(Le Pays 30/07/2010)
La Cour de Justice de la Communauté économique des Etats de l’Afrique de l’Ouest (CEDEAO) a décidé de se pencher sur la plainte pour détention arbitraire déposée par les proches de l’ex-président nigérien Mamadou Tandja contre la junte. En effet, les conseils des deux parties sont attendus le mardi 3 août devant la Cour à Abuja pour l’ouverture de l’audience sur la question.
Pourtant, Tandja avait adressé, on s’en souvient, une lettre au président de ladite Cour pour lui demander de ne pas tenir compte de la plainte adressée en son nom du fait qu’il n’avait donné mandat à personne pour cela. Du côté de la Cour, on affirme n’avoir pas reçu ce courrier. C’est à se demander si quelqu’un a retardé à dessein la transmission du courrier et à quelle fin. Toujours est-il que la situation du président déchu est, pour la première fois depuis la chute de son régime, entrée dans une logique judiciaire ; et ironie du sort, c’est à une juridiction relevant d’une organisation qui avait subi les vexations et les foudres de Tandja, alors maître incontesté de Niamey, que ces proches ont dû recourir. Le moins que l’on puisse dire en analysant ce feuilleton politico-judiciaire, c’est qu’il y a un certain cafouillage, une cacophonie entre l’ex-président et son entourage.
Pour ce qui est de l’appréciation de la plainte, la Cour pourrait, si elle recevait la lettre de l’ancien président, accéder à sa demande et le laisser entre les mains de la junte dans sa prison dorée. Mais au cas où, pour une raison ou une autre, la juridiction décidait d’accéder à la requête de ses proches, elle demanderait à ce que la détention "arbitraire" cesse. Dans ce cas, il appartiendrait à la junte de l’élargir ou d’ouvrir une procédure judiciaire à son encontre pour mauvaise gestion du pays et qui pourrait, à terme, conférer un caractère légal à sa détention.

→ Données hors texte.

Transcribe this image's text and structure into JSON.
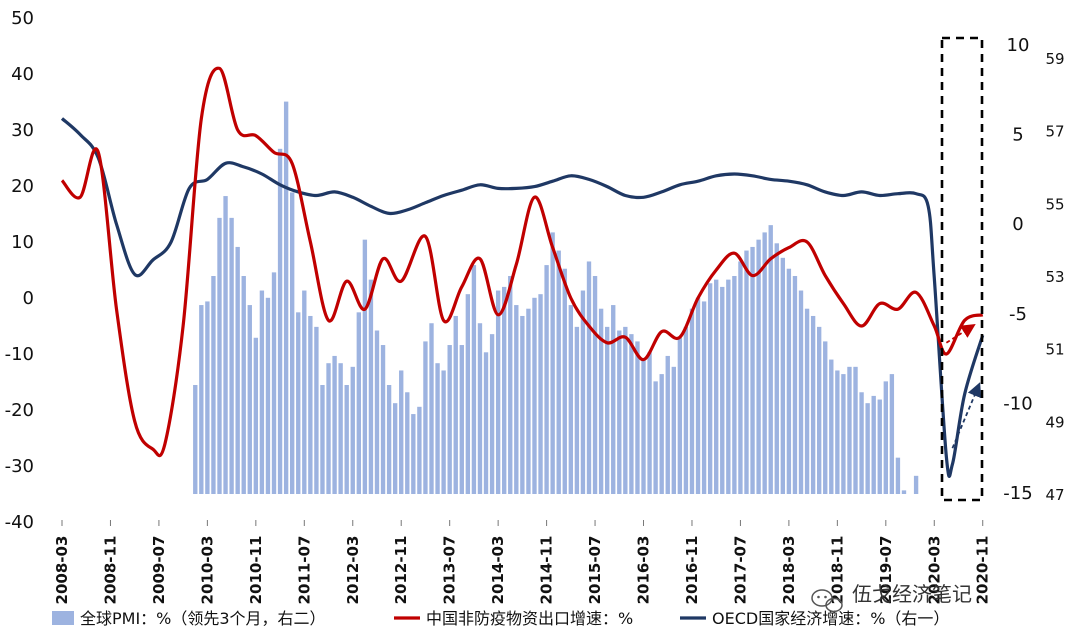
{
  "chart_data": {
    "type": "bar+line",
    "x_tick_labels": [
      "2008-03",
      "2008-11",
      "2009-07",
      "2010-03",
      "2010-11",
      "2011-07",
      "2012-03",
      "2012-11",
      "2013-07",
      "2014-03",
      "2014-11",
      "2015-07",
      "2016-03",
      "2016-11",
      "2017-07",
      "2018-03",
      "2018-11",
      "2019-07",
      "2020-03",
      "2020-11"
    ],
    "axes": {
      "left": {
        "ylim": [
          -40,
          50
        ],
        "ticks": [
          "50",
          "40",
          "30",
          "20",
          "10",
          "0",
          "-10",
          "-20",
          "-30",
          "-40"
        ]
      },
      "right1": {
        "ylim": [
          -15,
          10
        ],
        "ticks": [
          "10",
          "5",
          "0",
          "-5",
          "-10",
          "-15"
        ]
      },
      "right2": {
        "ylim": [
          47,
          59
        ],
        "ticks": [
          "59",
          "57",
          "55",
          "53",
          "51",
          "49",
          "47"
        ]
      }
    },
    "legend": [
      "全球PMI：%（领先3个月，右二）",
      "中国非防疫物资出口增速：%",
      "OECD国家经济增速：%（右一）"
    ],
    "colors": {
      "pmi": "#9DB3E0",
      "china": "#C00000",
      "oecd": "#1F3864"
    },
    "series": [
      {
        "name": "全球PMI：%（领先3个月，右二）",
        "axis": "right2",
        "kind": "bar",
        "x_start": "2010-01",
        "values": [
          50.0,
          52.2,
          52.3,
          53.0,
          54.6,
          55.2,
          54.6,
          53.8,
          53.0,
          52.2,
          51.3,
          52.6,
          52.4,
          53.1,
          56.5,
          57.8,
          55.3,
          52.0,
          52.6,
          51.9,
          51.6,
          50.0,
          50.6,
          50.8,
          50.6,
          50.0,
          50.5,
          52.0,
          54.0,
          52.9,
          51.5,
          51.1,
          50.0,
          49.5,
          50.4,
          49.8,
          49.2,
          49.4,
          51.2,
          51.7,
          50.6,
          50.4,
          51.1,
          51.9,
          51.1,
          52.5,
          53.3,
          51.7,
          50.9,
          51.4,
          52.6,
          52.7,
          53.0,
          52.2,
          51.9,
          52.1,
          52.4,
          52.5,
          53.3,
          54.2,
          53.7,
          53.2,
          52.2,
          51.6,
          52.6,
          53.4,
          53.0,
          52.1,
          51.6,
          52.2,
          51.5,
          51.6,
          51.4,
          51.2,
          50.7,
          50.9,
          50.1,
          50.3,
          50.8,
          50.5,
          51.3,
          51.6,
          52.1,
          52.4,
          52.3,
          52.8,
          52.9,
          52.7,
          52.9,
          53.0,
          53.4,
          53.7,
          53.8,
          54.0,
          54.2,
          54.4,
          53.9,
          53.5,
          53.2,
          53.0,
          52.6,
          52.1,
          51.9,
          51.6,
          51.2,
          50.7,
          50.4,
          50.3,
          50.5,
          50.5,
          49.8,
          49.5,
          49.7,
          49.6,
          50.1,
          50.3,
          48.0,
          47.1,
          47.0,
          47.5
        ]
      },
      {
        "name": "中国非防疫物资出口增速：%",
        "axis": "left",
        "kind": "line",
        "points": [
          [
            "2008-03",
            21
          ],
          [
            "2008-06",
            18
          ],
          [
            "2008-09",
            26
          ],
          [
            "2008-12",
            -2
          ],
          [
            "2009-03",
            -22
          ],
          [
            "2009-06",
            -27
          ],
          [
            "2009-08",
            -26
          ],
          [
            "2009-11",
            -5
          ],
          [
            "2010-02",
            32
          ],
          [
            "2010-05",
            41
          ],
          [
            "2010-08",
            30
          ],
          [
            "2010-11",
            29
          ],
          [
            "2011-02",
            26
          ],
          [
            "2011-05",
            24
          ],
          [
            "2011-08",
            10
          ],
          [
            "2011-11",
            -4
          ],
          [
            "2012-02",
            3
          ],
          [
            "2012-05",
            -2
          ],
          [
            "2012-08",
            7
          ],
          [
            "2012-11",
            3
          ],
          [
            "2013-03",
            11
          ],
          [
            "2013-06",
            -4
          ],
          [
            "2013-09",
            2
          ],
          [
            "2013-12",
            7
          ],
          [
            "2014-03",
            -3
          ],
          [
            "2014-06",
            6
          ],
          [
            "2014-09",
            18
          ],
          [
            "2014-12",
            9
          ],
          [
            "2015-03",
            0
          ],
          [
            "2015-06",
            -5
          ],
          [
            "2015-09",
            -8
          ],
          [
            "2015-12",
            -7
          ],
          [
            "2016-03",
            -11
          ],
          [
            "2016-06",
            -6
          ],
          [
            "2016-09",
            -7
          ],
          [
            "2016-12",
            0
          ],
          [
            "2017-03",
            5
          ],
          [
            "2017-06",
            8
          ],
          [
            "2017-09",
            4
          ],
          [
            "2017-12",
            7
          ],
          [
            "2018-03",
            9
          ],
          [
            "2018-06",
            10
          ],
          [
            "2018-09",
            4
          ],
          [
            "2018-12",
            -1
          ],
          [
            "2019-03",
            -5
          ],
          [
            "2019-06",
            -1
          ],
          [
            "2019-09",
            -2
          ],
          [
            "2019-12",
            1
          ],
          [
            "2020-03",
            -5
          ],
          [
            "2020-05",
            -10
          ],
          [
            "2020-08",
            -4
          ],
          [
            "2020-11",
            -3
          ]
        ]
      },
      {
        "name": "OECD国家经济增速：%（右一）",
        "axis": "right1",
        "kind": "line",
        "points": [
          [
            "2008-03",
            5.9
          ],
          [
            "2008-06",
            5.0
          ],
          [
            "2008-09",
            3.7
          ],
          [
            "2008-12",
            0.0
          ],
          [
            "2009-03",
            -2.8
          ],
          [
            "2009-06",
            -2.0
          ],
          [
            "2009-09",
            -1.0
          ],
          [
            "2009-12",
            2.0
          ],
          [
            "2010-03",
            2.5
          ],
          [
            "2010-06",
            3.4
          ],
          [
            "2010-09",
            3.2
          ],
          [
            "2010-12",
            2.8
          ],
          [
            "2011-03",
            2.2
          ],
          [
            "2011-06",
            1.8
          ],
          [
            "2011-09",
            1.6
          ],
          [
            "2011-12",
            1.8
          ],
          [
            "2012-03",
            1.5
          ],
          [
            "2012-06",
            1.0
          ],
          [
            "2012-09",
            0.6
          ],
          [
            "2012-12",
            0.8
          ],
          [
            "2013-03",
            1.2
          ],
          [
            "2013-06",
            1.6
          ],
          [
            "2013-09",
            1.9
          ],
          [
            "2013-12",
            2.2
          ],
          [
            "2014-03",
            2.0
          ],
          [
            "2014-06",
            2.0
          ],
          [
            "2014-09",
            2.1
          ],
          [
            "2014-12",
            2.4
          ],
          [
            "2015-03",
            2.7
          ],
          [
            "2015-06",
            2.5
          ],
          [
            "2015-09",
            2.1
          ],
          [
            "2015-12",
            1.6
          ],
          [
            "2016-03",
            1.5
          ],
          [
            "2016-06",
            1.8
          ],
          [
            "2016-09",
            2.2
          ],
          [
            "2016-12",
            2.4
          ],
          [
            "2017-03",
            2.7
          ],
          [
            "2017-06",
            2.8
          ],
          [
            "2017-09",
            2.7
          ],
          [
            "2017-12",
            2.5
          ],
          [
            "2018-03",
            2.4
          ],
          [
            "2018-06",
            2.2
          ],
          [
            "2018-09",
            1.8
          ],
          [
            "2018-12",
            1.6
          ],
          [
            "2019-03",
            1.8
          ],
          [
            "2019-06",
            1.6
          ],
          [
            "2019-09",
            1.7
          ],
          [
            "2019-12",
            1.7
          ],
          [
            "2020-02",
            1.0
          ],
          [
            "2020-03",
            -3.0
          ],
          [
            "2020-05",
            -13.0
          ],
          [
            "2020-06",
            -13.4
          ],
          [
            "2020-08",
            -9.5
          ],
          [
            "2020-11",
            -6.2
          ]
        ]
      }
    ],
    "forecast_arrows": [
      {
        "color": "#C00000",
        "from": [
          "2020-05",
          -8
        ],
        "to": [
          "2020-10",
          -5
        ]
      },
      {
        "color": "#1F3864",
        "from": [
          "2020-06",
          -12.5
        ],
        "to": [
          "2020-11",
          -9.0
        ]
      }
    ]
  },
  "watermark": {
    "icon": "wechat-icon",
    "text": "伍戈经济笔记"
  }
}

Dans tous les cas, au regard des dérives du régime du président déchu qui, entre autres, a tripatouillé la Constitution et opéré un recul de son pays au plan démocratique, faisant ainsi preuve de haute trahison, son procès vaut la peine d’être organisé. Au niveau des Nigériens, l’idée d’un éventuel procès de Tandja fait l’objet de beaucoup de polémiques, donnant lieu à plusieurs niveaux de divisions. La summa divisio (grande division) à ce niveau consacre d’un côté les partisans de la tenue d’un procès et de l’autre, les proches de l’ex-chef de l’Etat qui ne veulent, en aucun cas, entendre parler de procès contre leur mentor qui serait, au fait, celui de leur régime déchu. Mais, même à l’intérieur de chacun de ces blocs, tout n’est pas homogène. Dans le camp des partisans de Tandja, on a d’abord ceux qui sont prêts à affronter la junte sur cette question et ceux qui préfèrent faire profil bas pour amadouer les nouveaux maîtres dans l’espoir d’obtenir leur grâce.
Du côté de l’opposition et de la société civile en général, on estime qu’il faut un procès à tout prix. Seulement, le débat est vif sur l’identité du régime qui devrait juger Tandja. Pendant que certains estiment que la junte peut mettre en branle la procédure, d’autres pensent plutôt qu’il faudrait attendre qu’un régime démocratiquement élu puisse venir le faire. Chaque camp, à ce niveau, y va de son argumentaire. Il faut avouer que chacune de ces options a ses enjeux. Mais au-delà de la question de neutralité de tel ou tel régime, il faut reconnaître qu’il est difficile de tenir un tel procès pendant la transition. En effet, l’on court le risque de s’y embourber avec toutes les conséquences qui y sont attachées et d’occulter la priorité qui est d’organiser, le plus tôt possible, une élection transparente pour l’avènement d’un régime légal et légitime dans le pays . Un procès seulement après la transition paraît être le scénario le mieux indiqué. La justice pourra alors faire son travail en toute âme et conscience, quitte à ce que le peuple nigérien décide d’accorder son pardon à Tandja pour une catharsis nécessaire à un départ sur des bases qui tiennent bon.